Nora abrió sus ojos somnolientos mientras acariciaba su cara —Has vuelto.
—Hmm.
—Entonces, ¿el abuelo le ha dicho a alguien más que nombre a su hijo como él? ¿Les hiciste saber que podrían tener el honor.
Demetri sonrió y agitó su cabeza, cuando ella se hizo un mohín —¿Nuestro primogénito se llamará Elijah Frost?
Demetri rió y besó su nariz rápidamente —Piensa en la satisfacción que tendrás cuando el niño sea travieso y puedas regañarlo.
Al escuchar eso, Nora soltó una risita y enroscó sus brazos alrededor de su cuello —Sabes cómo ver el lado positivo.
Demetri sonrió y se levantó, antes de quitarse la ropa y meterse en la cama mientras le recordaba —Sabes que puedes nombrar a nuestro hijo de cualquier otra manera.
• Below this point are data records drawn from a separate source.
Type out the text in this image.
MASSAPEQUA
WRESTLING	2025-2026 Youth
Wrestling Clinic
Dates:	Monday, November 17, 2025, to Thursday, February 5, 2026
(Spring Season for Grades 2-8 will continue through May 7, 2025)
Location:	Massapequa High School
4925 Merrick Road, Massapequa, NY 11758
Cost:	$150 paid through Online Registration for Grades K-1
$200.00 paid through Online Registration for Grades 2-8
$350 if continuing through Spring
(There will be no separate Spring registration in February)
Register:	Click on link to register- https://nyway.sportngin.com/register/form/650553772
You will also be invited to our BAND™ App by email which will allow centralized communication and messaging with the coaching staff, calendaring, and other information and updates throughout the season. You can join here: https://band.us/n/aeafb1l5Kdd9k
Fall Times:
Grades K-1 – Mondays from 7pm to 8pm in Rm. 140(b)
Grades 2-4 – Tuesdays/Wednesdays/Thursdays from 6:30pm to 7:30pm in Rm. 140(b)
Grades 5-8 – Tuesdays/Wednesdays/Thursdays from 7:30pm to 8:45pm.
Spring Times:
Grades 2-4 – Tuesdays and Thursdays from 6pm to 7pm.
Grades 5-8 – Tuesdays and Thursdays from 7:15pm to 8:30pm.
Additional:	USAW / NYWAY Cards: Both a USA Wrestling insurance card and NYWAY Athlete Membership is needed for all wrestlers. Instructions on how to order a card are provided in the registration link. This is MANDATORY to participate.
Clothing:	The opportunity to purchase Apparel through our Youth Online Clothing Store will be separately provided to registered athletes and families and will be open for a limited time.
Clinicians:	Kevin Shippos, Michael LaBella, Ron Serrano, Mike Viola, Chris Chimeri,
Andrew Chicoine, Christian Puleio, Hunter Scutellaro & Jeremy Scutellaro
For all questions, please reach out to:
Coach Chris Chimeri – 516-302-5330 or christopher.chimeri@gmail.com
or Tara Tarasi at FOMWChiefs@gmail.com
El viejo solo estaba bromeando, tal vez queriendo hacerte reaccionar, ya que no tuvo la oportunidad de hacerlo en vida.
Nora sonrió y agitó su cabeza —No me importa. Amabas a ese viejo gruñón. Pero…
Cuando Nora estaba a punto de agregar una condición, fue arrastrada hacia un pecho duro mientras su barbilla era alzada para recibir un beso.
—¿Qué estás haciendo?
—Necesitamos practicar el acto. ¿Cómo más tendremos un primogénito…Hmm?
Nora sonrió mientras recibía el beso. Su esposo tenía razón. La práctica hace al maestro.